Furthermore, ODS has been found in autoimmune liver disease, 27 Sjogren’s syndrome, 28 and non-Hodgkin’s lymphoma. 29 The pathophysiology for ODS occurring in case of autoimmune diseases, that is, autoimmune hepatitis and Sjogren’s syndrome, has not been cleared but in case of non-Hodgkin lymphoma, it is supposed to be due to systemic and metabolic stress induced by non-Hodgkin lymphoma.
There is no specific therapy for ODS, and only some patients of ODS can fully recover and remyelinate within months. 2 Treatment under recent understanding of ODS has shown 33%–50% have better prognosis with good outcome while 33%–55% of patients require some or fully dependent care or die. 1 All the 16 patients in our review, including this case, were treated supportively under controlled serum glucose since there is no specific treatment for ODS; however, correction of osmolarity under appropriate correction rate can prevent ODS in case of hyponatremia correction. 1 Two patients14,21 died during the treatment, and others had significant prognosis. Our case presented in healthy state without any neurological deficit in a follow-up after a month of discharge.
Conclusion
Not only rapid correction of hyponatremia, but also sudden or rapid change in extracellular fluid osmolarity due to complicated DM can cause ODS. The change in osmolarity causing ODS can be in both increasing or decreasing order as well as any age group can be affected. However, the exact mechanism for the development of ODS and appropriate glycaemic correction rate needs further research to be revealed. ODS is rare, and it can be missed in clinical setting, and as it can be fatal or debilitating, it must be considered in any kind of disorder associated with change in osmolarity. The specific treatment for ODS needs to be established, till then early supportive therapy may have good outcome in ODS patients.
Footnotes
Acknowledgements
The authors are thankful to the patient and his family for cooperation.
Author contributions
SKY, SK and SP collaborated in collecting the data, interviewing the patient and patient party, and preparing the manuscript. RO, RK, BPG, RR and NP managed the case and guided throughout the process of writing this article. NG and AS were involved in management of the case, and preparing and review of the manuscript. AJ helped in interpretation of radiological findings, and preparing and review of the manuscript.

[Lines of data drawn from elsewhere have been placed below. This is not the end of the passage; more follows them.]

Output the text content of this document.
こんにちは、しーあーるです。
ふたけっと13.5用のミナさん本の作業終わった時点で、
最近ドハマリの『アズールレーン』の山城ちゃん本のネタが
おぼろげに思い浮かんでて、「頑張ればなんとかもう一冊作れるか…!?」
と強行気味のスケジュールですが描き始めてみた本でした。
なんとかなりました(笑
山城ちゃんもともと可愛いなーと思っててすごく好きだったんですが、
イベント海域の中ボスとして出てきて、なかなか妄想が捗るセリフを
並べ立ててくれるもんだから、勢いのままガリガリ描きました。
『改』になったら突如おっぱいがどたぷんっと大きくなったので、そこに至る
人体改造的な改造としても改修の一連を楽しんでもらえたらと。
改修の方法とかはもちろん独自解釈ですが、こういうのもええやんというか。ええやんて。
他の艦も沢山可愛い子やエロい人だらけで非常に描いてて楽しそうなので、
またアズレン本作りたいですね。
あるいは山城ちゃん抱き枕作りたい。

Declaration of conflicting interests
The author(s) declared no potential conflicts of interest with respect to the research, authorship and/or publication of this article.
Funding
The author(s) received no financial support for the research, authorship and/or publication of this article.
Ethics approval
Our institution does not require ethical approval for reporting individual cases or case series.
Informed consent
Written informed consent was obtained from the patient(s) for their anonymized information to be published in this article.